Некоторое время мы шли молча. Пинхос держался за рукав, как за кровоточащую рану, а я смотрел на его бледное, словно припорошенное снегом лицо и вспоминал разговор в избе рыбака Виктораса, городские папиросы незнакомца, привезшего мне отцову фотографию, замасленные карты и рот хозяйки, из которого несло тленом.
— Надвигаются исключительно важные события, — наконец заговорил Пинхос. — Скоро вся власть перейдет в руки тех, кто трудится. Пора выбрать баррикаду.
— А что это такое — беррикада?
— Тебе надо учиться, — сказал Пинхос. — Сколько ты прожил на кладбище?
— Почти три года.
— Многовато. Но ты потерпи немножко. Скоро мы тебя оттуда заберем.
— Кто меня заберет?
— Мы, — сказал Пинхос, и я как ни силился, никого, кроме рыбака Виктораса и незнакомца, курившего городские папиросы, при этих словах не мог вспомнить.
— Ну, я с тобой заболтался, — сказал Пинхос.
Он ждал от меня ответа, и я ответил:
— Привезите вашу штуковину. Я ее похороню на время. А вы мне пальто сошьете?
— Пальто шьет мой отец.
— А вы что делаете?
— То же, что и твой отец, — улыбнулся сын портного.
— Риву и Люцию, да?
Эти слова я знал назубок. Бабушка повторяла их всякий раз, когда у нее спрашивали, чем занимается ее Саул.

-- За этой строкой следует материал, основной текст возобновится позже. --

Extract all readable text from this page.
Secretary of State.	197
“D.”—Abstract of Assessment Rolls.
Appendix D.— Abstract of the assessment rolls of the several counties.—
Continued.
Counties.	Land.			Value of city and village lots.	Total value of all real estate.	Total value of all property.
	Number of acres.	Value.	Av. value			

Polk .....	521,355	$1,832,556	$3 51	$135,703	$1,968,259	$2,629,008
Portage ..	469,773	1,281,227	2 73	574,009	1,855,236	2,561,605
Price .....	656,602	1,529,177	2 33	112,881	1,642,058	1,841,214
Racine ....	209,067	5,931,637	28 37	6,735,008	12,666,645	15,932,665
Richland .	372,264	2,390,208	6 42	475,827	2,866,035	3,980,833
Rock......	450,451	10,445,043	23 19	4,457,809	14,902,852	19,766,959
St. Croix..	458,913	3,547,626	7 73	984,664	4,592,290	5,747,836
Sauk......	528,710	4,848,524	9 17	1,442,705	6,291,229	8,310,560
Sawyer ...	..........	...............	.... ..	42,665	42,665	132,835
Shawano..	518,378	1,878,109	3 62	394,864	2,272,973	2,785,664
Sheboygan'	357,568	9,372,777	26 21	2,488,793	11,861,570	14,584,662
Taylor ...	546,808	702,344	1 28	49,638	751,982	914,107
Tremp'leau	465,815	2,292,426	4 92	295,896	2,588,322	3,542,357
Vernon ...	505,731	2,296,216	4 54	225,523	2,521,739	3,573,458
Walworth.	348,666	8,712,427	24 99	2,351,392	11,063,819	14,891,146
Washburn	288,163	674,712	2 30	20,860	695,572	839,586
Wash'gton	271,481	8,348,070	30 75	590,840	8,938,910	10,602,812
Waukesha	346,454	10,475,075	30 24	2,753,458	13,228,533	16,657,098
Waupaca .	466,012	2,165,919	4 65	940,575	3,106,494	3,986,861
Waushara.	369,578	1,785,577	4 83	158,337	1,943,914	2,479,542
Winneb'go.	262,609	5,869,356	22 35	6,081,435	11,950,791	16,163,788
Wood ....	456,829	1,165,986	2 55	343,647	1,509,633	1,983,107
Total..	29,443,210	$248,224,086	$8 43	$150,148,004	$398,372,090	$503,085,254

— Мой сын делает Риву и Люцию.
— Революцию делают массы, — сказал Пинхос, и улыбка согрела его исхудалое лицо. — Когда-нибудь ты поймешь. Держись поближе к Пранасу или Дудаку. Они объяснят тебе.
Объяснить-то они объяснят, но кто сошьет мне пальто?
Авигдор пришел на другой день, под вечер, когда ранние зимние сумерки обволакивают землю и на растревоженный заботами и враждой мир нисходят благодать и умиротворение. Не слышно ни карканья ворон, ни собачьего лая. Тихо. Так тихо, будто все затаилось в ожидании чего-то необыкновенного, будто вот-вот по хрусткому снегу явится мессия или какой-нибудь другой чудотворец — люди ведь никогда не перестают ждать чуда. Наверно, тем они и отличаются от деревьев. Разве деревья не работают? Работают. Растут, едят, ссорятся, засыпают и видят деревянные сны. Что снится той сосне возле сарая? Может, она видит себя лодкой, плывущей по зеркальной речной глади? А может, старушечьей клюкой, стучащей не о мостовую, а в чье-то сердце?
— Что снится той сосне возле сарая? — спросил я у Авигдора, но он только расплылся в улыбке, и от нее покой за окном показался еще более пророческим.
Курица была сварена, сложена в сундучок. Я объяснил Авигдору, как напоить лошадь. Он закивал большой головой и, не раздеваясь, лег на Иосифову кровать. Лег и захрапел. Такого храпа я сроду не слышал. Казалось, перемалывают камни.
Авигдор спал и мстил во сне богу за немоту.
Как я услышал за окнами скрип саней, я и сам не знаю. Видно, глухонемой переворачивался на другой бок и сделал передышку.
Сани подкатили к самому порогу.
— Рыбу просили? — раздался за окном мужской голос, и чье-то лицо прильнуло к стеклу.
Я накинул на плечи кожушок и вышел на крылечко. В темноте я узнал Виктораса и Пранаса.